I had to read a few of his essays in university. That one, "Shooting an Elephant", and ... something else... As someone who had practically never read "essays", I found them wonderful… but I still prefer novels ;-) But based on those, I wouldn't argue with anybody who says he's a better essayist than novelist.


Petergiaquinta "A Hanging" is the other essay students usually encounter in school. They are both great looks at effects of colonialism.


Cecily Petergiaquinta wrote: "I suppose if you read the novel from the perspective of an Inner Party member...
It's just that I don't understand how a reader could do such mental gymnastics reading a book like this!"


Excellent translation, Petergiaquinta!


Cecily Derek (Guilty of thoughtcrime) wrote: "As someone who had practically never read "essays", I found them wonderful…
But based on those, I wouldn't argue with anybody who says he's a better essayist than novelist"


I'll take that as guidance not to rush back to Orwell. There are too many I other things I really KNOW I want to read.


message 44: by Lily (new)

Lily Great review, Cecily! I'm hoping to read it this year (it's a book that I always feel I should've read in high school), and your analysis has made me keen on doing that. Especially enjoyed your discussion of why it's still relevant.


Cecily Thanks, Lily. I hope you find it worthwhile (just don't read it if you're feeling down).


message 46: by [deleted user] (new)

Cecily said "Seriously, though: the grim greyness of everyday life is relentless; how can that not be a little bit pessimistic?"

Jokes apart, I always thought 1984 was a sort of warning, not a prophecy. All warnings are inherently optimistic, aren't they, in that dark future can still be avoided. Animal farm was a little sad (to me) because society loop back into its old ways after a hard-earned revolution and it seemed to be almost fatal.

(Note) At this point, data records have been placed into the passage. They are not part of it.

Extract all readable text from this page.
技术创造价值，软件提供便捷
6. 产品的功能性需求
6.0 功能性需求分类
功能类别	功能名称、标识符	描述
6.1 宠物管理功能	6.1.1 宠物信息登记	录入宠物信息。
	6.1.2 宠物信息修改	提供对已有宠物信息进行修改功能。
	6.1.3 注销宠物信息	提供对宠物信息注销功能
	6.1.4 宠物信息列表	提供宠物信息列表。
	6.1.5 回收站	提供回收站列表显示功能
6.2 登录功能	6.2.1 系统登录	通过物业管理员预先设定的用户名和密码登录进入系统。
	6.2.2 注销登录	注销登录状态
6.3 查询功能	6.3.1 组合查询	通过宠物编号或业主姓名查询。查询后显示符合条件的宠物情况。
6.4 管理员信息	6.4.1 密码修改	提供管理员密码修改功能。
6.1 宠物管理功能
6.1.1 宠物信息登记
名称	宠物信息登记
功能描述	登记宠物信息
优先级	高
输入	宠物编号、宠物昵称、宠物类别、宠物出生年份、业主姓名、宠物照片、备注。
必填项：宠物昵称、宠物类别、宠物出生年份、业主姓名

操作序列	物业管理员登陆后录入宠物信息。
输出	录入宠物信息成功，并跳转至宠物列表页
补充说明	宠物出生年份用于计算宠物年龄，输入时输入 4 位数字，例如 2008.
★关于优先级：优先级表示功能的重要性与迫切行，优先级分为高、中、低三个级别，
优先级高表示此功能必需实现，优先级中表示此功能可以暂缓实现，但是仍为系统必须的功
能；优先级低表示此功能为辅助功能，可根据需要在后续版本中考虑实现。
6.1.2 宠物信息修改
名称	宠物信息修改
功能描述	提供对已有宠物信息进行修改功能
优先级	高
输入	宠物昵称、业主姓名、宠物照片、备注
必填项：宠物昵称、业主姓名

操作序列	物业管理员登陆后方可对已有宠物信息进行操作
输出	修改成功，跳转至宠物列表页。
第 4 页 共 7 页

message 47: by Derek (last edited Jan 04, 2016 01:07PM) (new) - rated it 5 stars

Derek Sidharth wrote: "All warnings are inherently optimistic, aren't they, in that dark future can still be avoided. Animal farm was a little sad (to me)…"

Yes! That definitely resonates with me. There's no chance of redemption in Animal Farm. I was listening to an interview with Margaret Atwood last week. They were talking about her dystopian visions, and the interviewer foolishly mentioned that 1984 ends with "But it was all right, every­thing was all right, the strug­gle was fin­ished. He had won the vic­tory over him­self. He loved Big Brother." He's very young, but he should still have known you can't go making mistakes like that with Atwood. She pointed out that it actually ends with an Appendix, in which (in perfectly 'standard' English) Newspeak is described as an obvious aberration at some time in the writer's past. So, Orwell wasn't satisfied with implying an optimistic ending, he actually supplied it!


Cecily Sidharth wrote: "I always thought 1984 was a sort of warning, not a prophecy. All warnings are inherently optimistic, aren't they, in that dark future can still be avoided..."

I see what you're getting it, but then again, a warning is a prophesy of what might happen if you don't heed it. That leaves hope, but I don't see it as inherently optimistic. For 1984 specifically, it's not so much the likelihood of Orwell's vision coming true that makes it grim for me, but the relentless way the misery was described.


Cecily Derek (Guilty of thoughtcrime) wrote: "There's no chance of redemption in Animal Farm. I was listening to an interview with Margaret Atwood last week..."

Ha! Good for Atwood!


Derek Being Canadian, I've heard more than my share of Atwood interviews. She really is amazing. I don't think I've heard an interview yet where she didn't cut the interviewer to the quick, at least once, but she always makes it sound like it's just grandmotherly advice, and the interviewer never seems hurt.